Zonlicht & vergeetachtigheid
Zonlicht is misschien wel een van de belangrijkste ‘medicijnen’ waarmee je dementieverschijnselen kunt verzachten. Ouderen die veel licht krijgen, boeten minder op oriëntatievermogen en geheugen in. Dat scheelt zo’n 5 procent. De depressieverschijnselen die vaak bij dementie opspelen, nemen met 19 procent af. En maar liefst 53 procent van de mensen met dementie die voldoende zonlicht ontvangen, kunnen meer zelfstandig blijven doen, bijvoorbeeld brood smeren.
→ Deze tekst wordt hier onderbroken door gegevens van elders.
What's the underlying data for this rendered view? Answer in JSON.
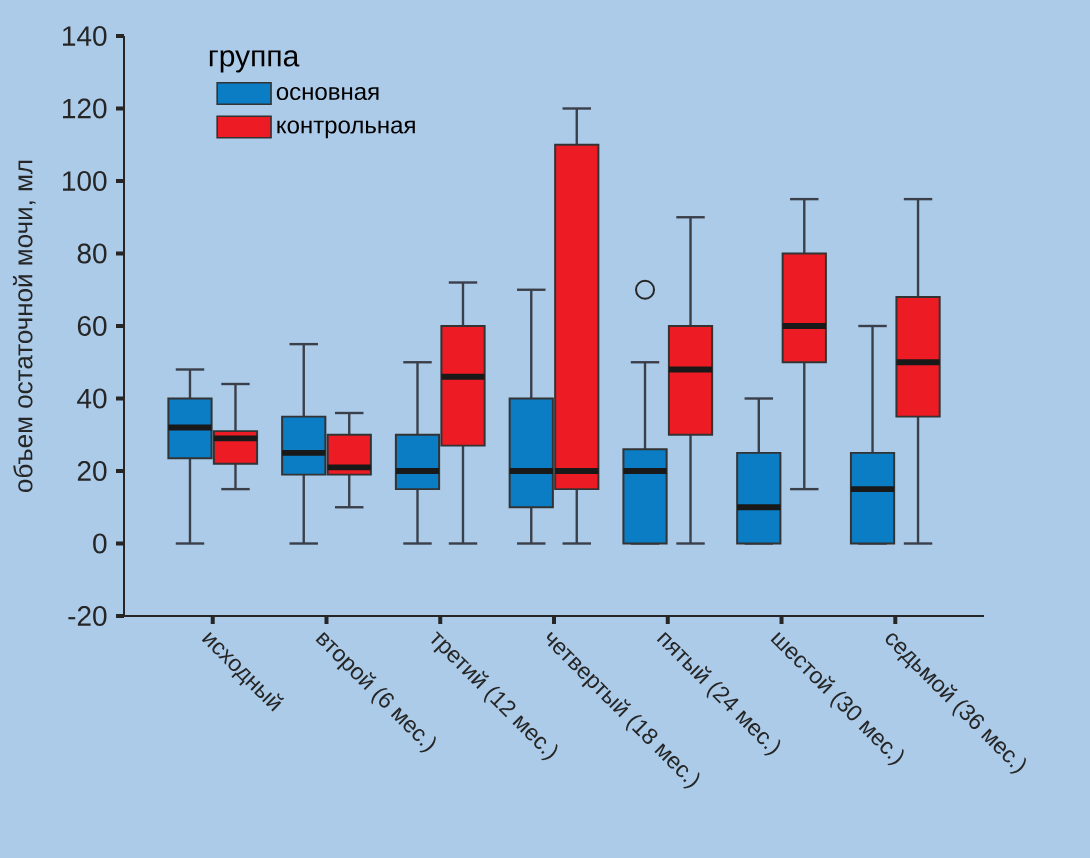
{
  "chart_data": {
    "type": "box",
    "ylabel": "объем остаточной мочи, мл",
    "legend_title": "группа",
    "legend": "top left",
    "ylim": [
      -20,
      140
    ],
    "yticks": [
      -20,
      0,
      20,
      40,
      60,
      80,
      100,
      120,
      140
    ],
    "categories": [
      "исходный",
      "второй (6 мес.)",
      "третий (12 мес.)",
      "четвертый (18 мес.)",
      "пятый (24 мес.)",
      "шестой (30 мес.)",
      "седьмой (36 мес.)"
    ],
    "series": [
      {
        "name": "основная",
        "color": "#0b7dc5",
        "boxes": [
          {
            "low": 0,
            "q1": 23.5,
            "median": 32,
            "q3": 40,
            "high": 48
          },
          {
            "low": 0,
            "q1": 19,
            "median": 25,
            "q3": 35,
            "high": 55
          },
          {
            "low": 0,
            "q1": 15,
            "median": 20,
            "q3": 30,
            "high": 50
          },
          {
            "low": 0,
            "q1": 10,
            "median": 20,
            "q3": 40,
            "high": 70
          },
          {
            "low": 0,
            "q1": 0,
            "median": 20,
            "q3": 26,
            "high": 50,
            "outliers": [
              70
            ]
          },
          {
            "low": 0,
            "q1": 0,
            "median": 10,
            "q3": 25,
            "high": 40
          },
          {
            "low": 0,
            "q1": 0,
            "median": 15,
            "q3": 25,
            "high": 60
          }
        ]
      },
      {
        "name": "контрольная",
        "color": "#ed1c24",
        "boxes": [
          {
            "low": 15,
            "q1": 22,
            "median": 29,
            "q3": 31,
            "high": 44
          },
          {
            "low": 10,
            "q1": 19,
            "median": 21,
            "q3": 30,
            "high": 36
          },
          {
            "low": 0,
            "q1": 27,
            "median": 46,
            "q3": 60,
            "high": 72
          },
          {
            "low": 0,
            "q1": 15,
            "median": 20,
            "q3": 110,
            "high": 120
          },
          {
            "low": 0,
            "q1": 30,
            "median": 48,
            "q3": 60,
            "high": 90
          },
          {
            "low": 15,
            "q1": 50,
            "median": 60,
            "q3": 80,
            "high": 95
          },
          {
            "low": 0,
            "q1": 35,
            "median": 50,
            "q3": 68,
            "high": 95
          }
        ]
      }
    ]
  }
}
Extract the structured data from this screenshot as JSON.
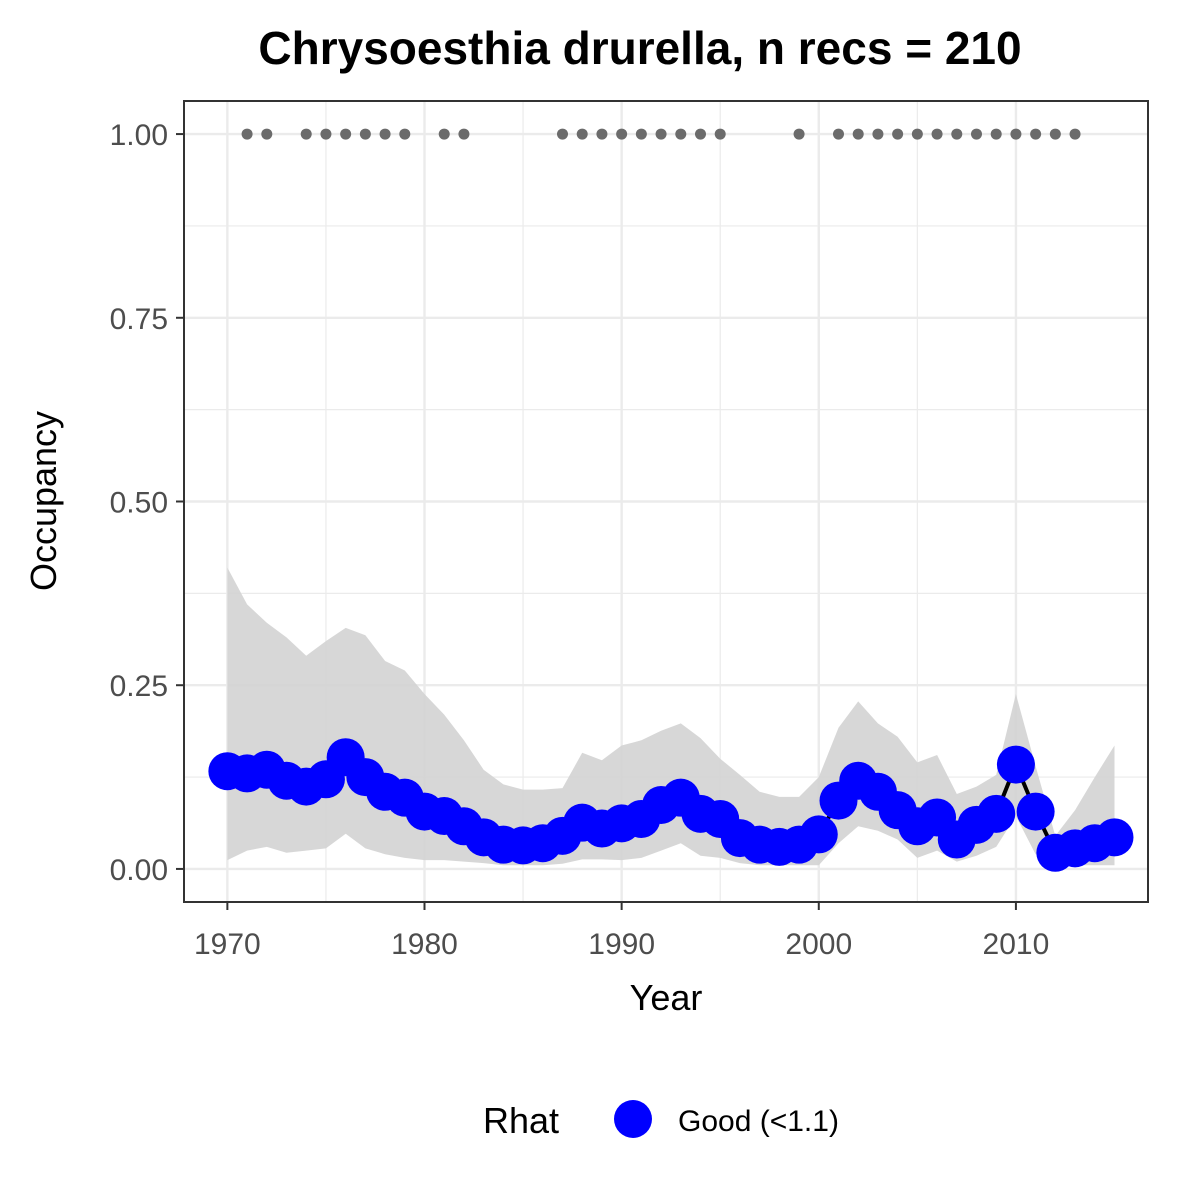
{
  "chart_data": {
    "type": "line",
    "title": "Chrysoesthia drurella, n recs = 210",
    "xlabel": "Year",
    "ylabel": "Occupancy",
    "xlim": [
      1967.8,
      2016.7
    ],
    "ylim": [
      -0.045,
      1.045
    ],
    "xticks": [
      1970,
      1980,
      1990,
      2000,
      2010
    ],
    "yticks": [
      0.0,
      0.25,
      0.5,
      0.75,
      1.0
    ],
    "ytick_labels": [
      "0.00",
      "0.25",
      "0.50",
      "0.75",
      "1.00"
    ],
    "grid": true,
    "legend": {
      "position": "bottom",
      "title": "Rhat",
      "entries": [
        {
          "label": "Good (<1.1)",
          "color": "#0000ff"
        }
      ]
    },
    "colors": {
      "series": "#0000ff",
      "line": "#000000",
      "ribbon": "#d3d3d3",
      "records": "#6b6b6b",
      "grid": "#ebebeb",
      "panel_border": "#333333"
    },
    "series": [
      {
        "name": "Good (<1.1)",
        "x": [
          1970,
          1971,
          1972,
          1973,
          1974,
          1975,
          1976,
          1977,
          1978,
          1979,
          1980,
          1981,
          1982,
          1983,
          1984,
          1985,
          1986,
          1987,
          1988,
          1989,
          1990,
          1991,
          1992,
          1993,
          1994,
          1995,
          1996,
          1997,
          1998,
          1999,
          2000,
          2001,
          2002,
          2003,
          2004,
          2005,
          2006,
          2007,
          2008,
          2009,
          2010,
          2011,
          2012,
          2013,
          2014,
          2015
        ],
        "values": [
          0.133,
          0.13,
          0.135,
          0.12,
          0.112,
          0.122,
          0.152,
          0.125,
          0.105,
          0.097,
          0.078,
          0.072,
          0.058,
          0.043,
          0.033,
          0.032,
          0.035,
          0.045,
          0.063,
          0.055,
          0.062,
          0.068,
          0.087,
          0.097,
          0.075,
          0.068,
          0.042,
          0.033,
          0.03,
          0.033,
          0.047,
          0.093,
          0.12,
          0.105,
          0.08,
          0.058,
          0.07,
          0.04,
          0.06,
          0.075,
          0.142,
          0.078,
          0.022,
          0.028,
          0.035,
          0.043
        ],
        "lower": [
          0.012,
          0.025,
          0.03,
          0.022,
          0.025,
          0.028,
          0.048,
          0.028,
          0.02,
          0.015,
          0.012,
          0.012,
          0.01,
          0.008,
          0.005,
          0.005,
          0.005,
          0.007,
          0.013,
          0.013,
          0.012,
          0.015,
          0.025,
          0.035,
          0.018,
          0.015,
          0.008,
          0.005,
          0.005,
          0.005,
          0.005,
          0.035,
          0.058,
          0.052,
          0.04,
          0.015,
          0.025,
          0.01,
          0.018,
          0.03,
          0.072,
          0.02,
          0.005,
          0.005,
          0.005,
          0.005
        ],
        "upper": [
          0.41,
          0.36,
          0.335,
          0.315,
          0.29,
          0.31,
          0.328,
          0.318,
          0.283,
          0.27,
          0.238,
          0.21,
          0.175,
          0.135,
          0.115,
          0.108,
          0.108,
          0.11,
          0.158,
          0.148,
          0.168,
          0.175,
          0.188,
          0.198,
          0.178,
          0.15,
          0.128,
          0.105,
          0.098,
          0.098,
          0.125,
          0.192,
          0.228,
          0.198,
          0.18,
          0.145,
          0.155,
          0.102,
          0.112,
          0.128,
          0.238,
          0.14,
          0.045,
          0.08,
          0.125,
          0.168
        ]
      }
    ],
    "records": {
      "value": 1.0,
      "years": [
        1971,
        1972,
        1974,
        1975,
        1976,
        1977,
        1978,
        1979,
        1981,
        1982,
        1987,
        1988,
        1989,
        1990,
        1991,
        1992,
        1993,
        1994,
        1995,
        1999,
        2001,
        2002,
        2003,
        2004,
        2005,
        2006,
        2007,
        2008,
        2009,
        2010,
        2011,
        2012,
        2013
      ]
    }
  }
}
Genoeg licht pakken is bovendien goed voor je biologische klok. Bij ouderen met dementie raakt juist dat dag- en nachtritme vaak van slag. Zij worden ’s nachts actief en halen overdag het slaapgebrek in. Volgens prof. dr. Eus van Someren en zijn collega’s kun je dit ritme met voldoende licht weer redelijk herstellen.